Farmers in Africa have a new tool to help them with their crops. They’re using their cell phones for banking services – for example, making and receiving payments, and purchasing insurance. It’s a revolutionary use of technology that’s transforming how people in the developing world interact with money. EarthSky spoke with Menekse Gencer, a leading innovator who is making this happen. She founded the company Mpay Connect, which helps clients in emerging markets like Africa launch mobile money services, basically payments through their cell phones.This interview is part of a special EarthSky series, Feeding the Future, produced in partnership with Fast Company and sponsored by Dow.
Menekse Gencer told Earthsky:
More people in the world have access to mobile phones than they have to running water, electricity, or even toilets. When we look at the smallholder farmers… they’re the ones who live the furthest away from everything. Therefore the only access they’re going to get for financial services is not going to be with the bank branch. It’s going to be through the mobile phone.
In the fields far from banks, mobile money allows farmers access to a wide variety of services they might only find in the city, said Gencer.
Some of the dimensions would include, for example, having enough income to purchase food. It could mean being able to have access to things like insurance or credit so that you can invest and do farming tools or mitigate against catastrophic events, so that, if you are a farmer, you can have better crop outputs or you can have a safety net in case something happens.
So when we think about it, it becomes quite important when we look at the base of the pyramid — the poorest of the poor in the world — that lowest segment, the poorest segment represents about 80 to 85 percent of all smallholder farms. So they make their money off of farming. And today, they have no access to any kind of credit, savings, or insurance or electronic settlement.
These seeds of change are taking root for farmers in Africa. At first, farmers were skeptical of mobile money. Gencer spoke of a program in Kenya called Kilimo Salama. It launched in 2009 and provided microinsurance to about 200 corn farmers for their crops. That year, the worst drought in decades devastated Kenya and wiped out the farmer’s corn crop. Kilomo Salama compensated the farmers, and word spread. According to some estimates, by the end of 2012, 50,000 Kenyan farmers will use mobile microinsurance. Gencer said:
And so one of the things that somebody might ask is, well, okay, somebody gets paid into their electronic account. What happens after that? How do they access those funds?

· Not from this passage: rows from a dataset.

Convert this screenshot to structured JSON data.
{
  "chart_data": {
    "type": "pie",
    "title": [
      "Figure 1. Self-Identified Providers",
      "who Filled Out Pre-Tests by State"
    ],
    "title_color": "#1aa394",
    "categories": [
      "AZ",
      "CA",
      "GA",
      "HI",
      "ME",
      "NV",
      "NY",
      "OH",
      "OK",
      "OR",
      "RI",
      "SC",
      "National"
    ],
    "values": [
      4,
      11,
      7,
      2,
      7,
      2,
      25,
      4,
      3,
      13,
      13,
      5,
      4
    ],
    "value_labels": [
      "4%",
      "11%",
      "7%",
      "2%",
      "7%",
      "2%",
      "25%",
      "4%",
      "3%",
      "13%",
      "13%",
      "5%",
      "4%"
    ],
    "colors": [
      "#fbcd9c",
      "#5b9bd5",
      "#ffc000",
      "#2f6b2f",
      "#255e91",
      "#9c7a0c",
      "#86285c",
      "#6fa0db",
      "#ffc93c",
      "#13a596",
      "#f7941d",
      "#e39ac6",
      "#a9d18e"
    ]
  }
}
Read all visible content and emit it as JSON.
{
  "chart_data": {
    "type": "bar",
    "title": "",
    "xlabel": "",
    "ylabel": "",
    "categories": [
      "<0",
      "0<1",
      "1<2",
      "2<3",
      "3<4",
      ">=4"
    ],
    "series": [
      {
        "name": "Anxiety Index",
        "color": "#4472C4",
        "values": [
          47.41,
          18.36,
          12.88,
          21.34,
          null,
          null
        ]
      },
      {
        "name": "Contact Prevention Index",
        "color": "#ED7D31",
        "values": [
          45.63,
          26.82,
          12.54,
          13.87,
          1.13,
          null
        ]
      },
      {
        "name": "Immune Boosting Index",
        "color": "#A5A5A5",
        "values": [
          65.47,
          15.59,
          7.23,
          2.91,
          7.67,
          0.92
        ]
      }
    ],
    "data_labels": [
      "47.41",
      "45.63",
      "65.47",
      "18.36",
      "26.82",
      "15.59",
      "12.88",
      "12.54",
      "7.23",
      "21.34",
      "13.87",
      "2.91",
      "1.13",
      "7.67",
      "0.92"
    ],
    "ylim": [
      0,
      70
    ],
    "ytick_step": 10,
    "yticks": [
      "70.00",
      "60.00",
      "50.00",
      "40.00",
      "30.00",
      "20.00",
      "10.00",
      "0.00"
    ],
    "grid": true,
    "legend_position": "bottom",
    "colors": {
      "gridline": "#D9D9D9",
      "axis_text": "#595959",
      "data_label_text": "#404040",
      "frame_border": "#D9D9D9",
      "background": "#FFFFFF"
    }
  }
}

One of the important things to understand around mobile money is that they’ve created this new system of essentially human ATMs. And what that means is that in roughly 90 percent of the world, people use pre-paid top-up instead of having post-paid, which we’re used to in this country, where we pay after the fact. They have to pay before, because nobody has access to credit.
And in order to do that, there is a series of agent networks that’s set up by these mobile operators. And they are dispersed throughout the country. It’s a massive network of individuals that have their own little mom-and-pop shops. They take the money and they top up your account. Now what they do is they take your money and credit your account or debit your money account, so they can also pay you out.
According to the World Bank, in 2012 over 15 million people in Kenya use mobile money, has which created new jobs, businesses, and opportunities for millions of people. And other countries in the Americas and Asia are preparing to launch their own mobile money services as well. For the world’s poor farmers, mobile money is making a difference.